Dredging proposed to ease Willamette waste plume
CORVALLIS, Ore. (AP) -- The owner of a pulp mill upstream of Corvallis has proposed a major dredging in the Willamette River to resolve a pollution dispute.
Cascade Pacific Pulp has applied for a permit to remove gravel that amounts to 1,900 dump truck loads, the Corvallis Gazette-Times (http://bit.ly/T71J6j ) reports.
The buildup of a gravel bar has reduced the flow of water to what's called a "mixing zone" for the effluent from the pulp mill and an adjoining Georgia-Pacific tissue plant near Halsey.
In August, the environmental group Willamette Riverkeeper warned it would sue over a dark, foul-smelling waste plume in the river.
The two mills have a combined permit to discharge up to 17,000 pounds of effluent a day. The mixing zone is about 15 miles upstream from Corvallis, which gets 70 percent of its municipal water supply from the river.
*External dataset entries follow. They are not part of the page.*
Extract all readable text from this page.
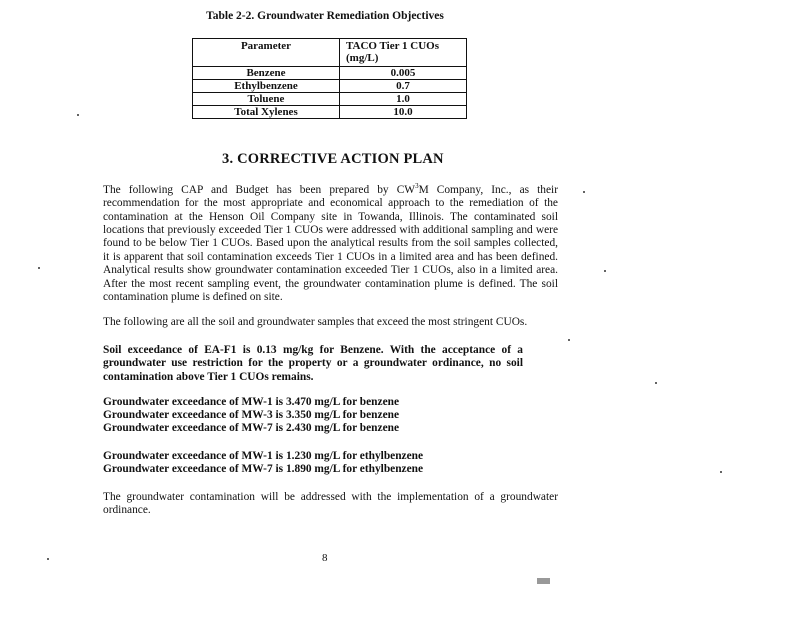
Table 2-2. Groundwater Remediation Objectives
Parameter	TACO Tier 1 CUOs (mg/L)
Benzene	0.005
Ethylbenzene	0.7
Toluene	1.0
Total Xylenes	10.0
3. CORRECTIVE ACTION PLAN
The following CAP and Budget has been prepared by $CW^3M$ Company, Inc., as their recommendation for the most appropriate and economical approach to the remediation of the contamination at the Henson Oil Company site in Towanda, Illinois. The contaminated soil locations that previously exceeded Tier 1 CUOs were addressed with additional sampling and were found to be below Tier 1 CUOs. Based upon the analytical results from the soil samples collected, it is apparent that soil contamination exceeds Tier 1 CUOs in a limited area and has been defined. Analytical results show groundwater contamination exceeded Tier 1 CUOs, also in a limited area. After the most recent sampling event, the groundwater contamination plume is defined. The soil contamination plume is defined on site.
The following are all the soil and groundwater samples that exceed the most stringent CUOs.
Soil exceedance of EA-F1 is 0.13 mg/kg for Benzene. With the acceptance of a groundwater use restriction for the property or a groundwater ordinance, no soil contamination above Tier 1 CUOs remains.
Groundwater exceedance of MW-1 is 3.470 mg/L for benzene
Groundwater exceedance of MW-3 is 3.350 mg/L for benzene
Groundwater exceedance of MW-7 is 2.430 mg/L for benzene
Groundwater exceedance of MW-1 is 1.230 mg/L for ethylbenzene
Groundwater exceedance of MW-7 is 1.890 mg/L for ethylbenzene
The groundwater contamination will be addressed with the implementation of a groundwater ordinance.
8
The growing gravel bar has reduced the river's flow at the structures where water from the plants is taken in and waste is pumped into a mixing zone that dilutes it. The reduced flow has also resulted in a concentration of the effluent from the two mills.
The group and a lawyer for Cascade Pacific Pulp said settlement talks are going well.
Riverkeeper director Travis Williams said there were "a couple of sticking points" but said he was optimistic those could be worked out.
"Negotiations are progressing, and we hope to have the matter resolved soon," said Laura Maffei of Schwabe, Williamson & Wyatt in Portland.
The dredging permit from the U.S. Army Corps of Engineers would allow removal of up to 22,600 cubic yards of material.